Carolyn Jiang and Olivia Nordstrom
I took my first practice ACT in the spring of my sophomore year. I began preparing for the ACT during the summer going into my junior year; I did this because during the year I am extremely busy with school and sports. I got a tutor at Academy Prep and began taking a test or two each week seeing a slight improvement in my scores each time. I was preparing for the September ACT. Then a mere three days before, I got my fifth concussion. I decided to take the ACT anyway, but I found myself struggling with time management more than I ever had without the concussion. I couldn’t finish the reading test despite it usually being my best score. The scores I received were good but not as good as I knew I could have done without a concussion. I decided to retake it in April; when preparing for this test, I did far less work.
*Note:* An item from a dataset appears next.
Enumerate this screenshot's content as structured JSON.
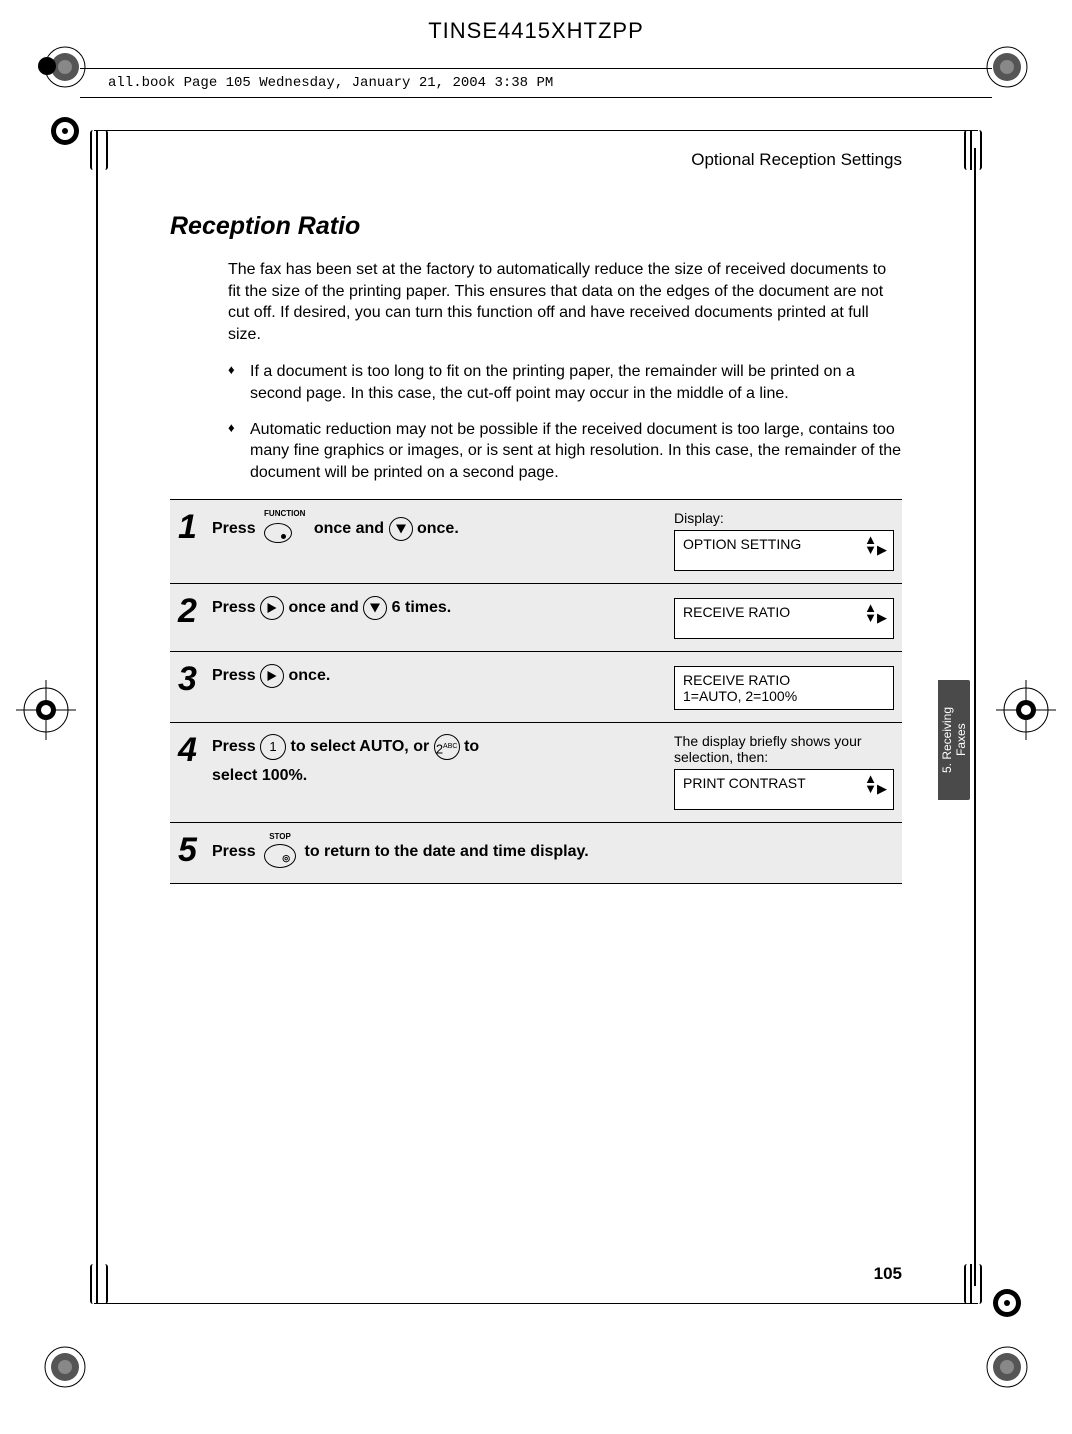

I hardly completed a full test. Yet somehow, these scores on the practice were the best I had ever done. I’m not sure if it was the fact that I had been in school and learned more, or was fresh from after spring break, but the scores made me confident walking into the test. On April 2nd, I arrived very early at Gilmour, sat in the car with a friend to hype ourselves up, and walked in to take the test. My ears get hot when I’m nervous or excited, and man they were on fire. When I went into the classroom, I saw around five people that I already knew, which made it less stressful. I took the test and to be honest, I’m not sure how I did. It felt hard but I also had a confident answer for all but a few questions, so it’s hard to tell. I’ll find out in a few weeks and then decide if I need to take it again. One thing I will say though is that with many schools being test-optional, I am less stressed. I want to do well, but I know that for most colleges I could decide to not send them if they don’t help my application. Some advice I have for sophomores studying for the ACT is to take practice tests to find your weaknesses and focus on those. And don’t bother doing more than review the night before.
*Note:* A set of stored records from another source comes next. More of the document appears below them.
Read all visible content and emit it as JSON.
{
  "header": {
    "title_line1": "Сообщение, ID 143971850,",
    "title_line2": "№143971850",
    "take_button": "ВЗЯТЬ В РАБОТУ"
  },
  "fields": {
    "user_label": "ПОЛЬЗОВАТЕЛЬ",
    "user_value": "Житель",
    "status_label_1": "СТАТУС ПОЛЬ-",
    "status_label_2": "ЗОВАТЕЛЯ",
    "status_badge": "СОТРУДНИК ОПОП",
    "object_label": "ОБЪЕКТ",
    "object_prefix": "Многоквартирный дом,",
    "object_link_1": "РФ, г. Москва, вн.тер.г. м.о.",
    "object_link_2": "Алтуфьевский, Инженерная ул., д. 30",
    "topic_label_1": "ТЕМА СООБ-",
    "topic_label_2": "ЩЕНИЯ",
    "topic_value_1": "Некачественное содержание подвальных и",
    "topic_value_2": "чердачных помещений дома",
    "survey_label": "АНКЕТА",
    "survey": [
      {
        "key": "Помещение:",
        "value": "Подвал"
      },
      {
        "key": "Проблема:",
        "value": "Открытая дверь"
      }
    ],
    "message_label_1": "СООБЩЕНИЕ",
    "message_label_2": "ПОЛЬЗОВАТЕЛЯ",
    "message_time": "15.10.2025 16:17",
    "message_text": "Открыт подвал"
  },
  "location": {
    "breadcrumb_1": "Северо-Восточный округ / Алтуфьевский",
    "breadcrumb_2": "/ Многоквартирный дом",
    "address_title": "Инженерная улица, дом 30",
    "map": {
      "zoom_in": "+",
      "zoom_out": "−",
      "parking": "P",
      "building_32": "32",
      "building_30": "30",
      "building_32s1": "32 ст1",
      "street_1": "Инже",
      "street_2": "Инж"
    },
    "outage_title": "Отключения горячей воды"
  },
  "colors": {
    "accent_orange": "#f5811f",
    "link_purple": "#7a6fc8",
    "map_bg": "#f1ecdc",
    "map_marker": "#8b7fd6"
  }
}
Standardized testing, a topic that has been talked about in my household ever since I was in middle school. Being constantly reminded that getting a good score on the SAT is a must in order to go to a good college. With this idea, my parents have put me in SAT prep classes since the 8th grade. I have always just brushed them off because they didn’t come off as a priority until this year. This year is when things began to feel real. After years and years of college talk with my parents, my college application process was now starting. I did SAT prep classes all throughout the summer going into the Fall of 2021. In December of 2021 I took my first official SAT. I remember being so nervous that I could have thrown up. In the end, I didn’t do well enough but it was a good start. So I began the cycle all over again. Right after the SAT in December, I started going to SAT prep classes again, leading up to the SAT in March of 2022. On March 12, the first day of spring break, I sat in the parking lot of Solon High School stalling. I felt a bit better because my friends were also taking it. And so it goes, I went in and took it and did a lot better than my previous one. Anyways, I think standardized testing is all a scam. There is no test that any student in school has ever taken that is anything like the SAT or the ACT. It was purely a test created by the college board as a way to earn money. High school students spend huge amounts of time and money studying for a test that they will never see anywhere else. A student’s whole entire future comes down to a four hour long test. A student’s smartness is measured by this test that is nothing like we have ever seen in school. In conclusion, I don’t understand standardized testing, but here I am, relentlessly studying to get a good score.